Diese Wahrnehmung hat sich vor allem bei den kleinen Kunden gehalten, die ein Budget von 1.000 Euro als üppig ansehen, weil sie eben davon ausgehen, dass Webdesigner auch heute noch diese Programme verwenden. Jeden Abend zeigt auch die Fernsehwerbung, dass jeder mit dem richtigen Homepage-Baukasten ganz flott und sicher eine schicke Webseite zusammenklicken kann. Da sich die Anforderungen an professionelles Webdesign aber seit jenen 90ern extrem erweitert haben, muss man einschränken, dass der Beruf des Webdesigners zumindest heutzutage unterschätzt wird.

Frage: Auf dem PHP-Summit hältst du als Webdesigner eine Night Session … Wer kam denn auf die Idee?

Nils Pooker: Das waren Sebastian Bergmann, Stefan Priebsch und Arne Blankerts von thePHP.cc. Sie hatten meinen Artikel im Webkrauts-Adventskalender gelesen, das fiktive Tagebuch eines Webdesigners.

Frage: „Das Necronomicon des Webdesigns“ … Was möchtest du den Teilnehmern damit vermitteln?

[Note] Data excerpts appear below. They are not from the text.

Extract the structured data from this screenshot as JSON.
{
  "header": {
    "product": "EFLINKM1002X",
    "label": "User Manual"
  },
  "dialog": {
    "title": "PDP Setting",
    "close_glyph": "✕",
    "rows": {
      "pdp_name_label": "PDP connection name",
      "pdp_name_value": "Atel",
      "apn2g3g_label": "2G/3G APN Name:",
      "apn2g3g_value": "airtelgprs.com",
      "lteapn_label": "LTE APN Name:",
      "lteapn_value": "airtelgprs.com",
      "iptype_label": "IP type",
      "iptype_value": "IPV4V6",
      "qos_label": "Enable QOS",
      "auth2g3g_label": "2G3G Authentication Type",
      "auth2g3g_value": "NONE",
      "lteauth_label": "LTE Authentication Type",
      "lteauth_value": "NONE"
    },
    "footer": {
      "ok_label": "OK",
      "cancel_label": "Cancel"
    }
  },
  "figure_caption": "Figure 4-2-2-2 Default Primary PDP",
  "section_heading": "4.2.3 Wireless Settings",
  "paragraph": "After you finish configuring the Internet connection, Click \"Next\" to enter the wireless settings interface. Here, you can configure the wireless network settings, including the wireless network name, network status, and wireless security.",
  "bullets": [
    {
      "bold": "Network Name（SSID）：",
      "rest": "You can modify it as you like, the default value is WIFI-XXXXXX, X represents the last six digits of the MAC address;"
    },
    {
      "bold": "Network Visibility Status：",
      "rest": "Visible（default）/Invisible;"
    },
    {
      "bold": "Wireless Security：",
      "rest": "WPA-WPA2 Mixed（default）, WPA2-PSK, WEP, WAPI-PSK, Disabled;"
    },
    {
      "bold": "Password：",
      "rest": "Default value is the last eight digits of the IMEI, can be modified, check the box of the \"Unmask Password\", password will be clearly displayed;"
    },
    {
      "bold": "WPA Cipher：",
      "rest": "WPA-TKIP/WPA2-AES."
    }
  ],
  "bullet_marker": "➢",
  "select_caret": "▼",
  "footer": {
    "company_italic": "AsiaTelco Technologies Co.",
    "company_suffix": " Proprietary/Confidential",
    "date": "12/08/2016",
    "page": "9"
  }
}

Nils Pooker: Vieles von dem, was wir hier besprochen haben und was zum Alltag eines Webdesigners gehört. In erster Linie möchte ich das Auditorium natürlich unterhalten, ich mache seit 14 Jahren Webdesign und da wäre schon genug für einen abendfüllenden Vortag vorhanden, ich werde allerdings die besonders kuriosen und skurrilen Episoden herausfischen. Ich muss da nichts erfinden oder konstruieren, die Realität ist oft viel schräger als jede Fantasie.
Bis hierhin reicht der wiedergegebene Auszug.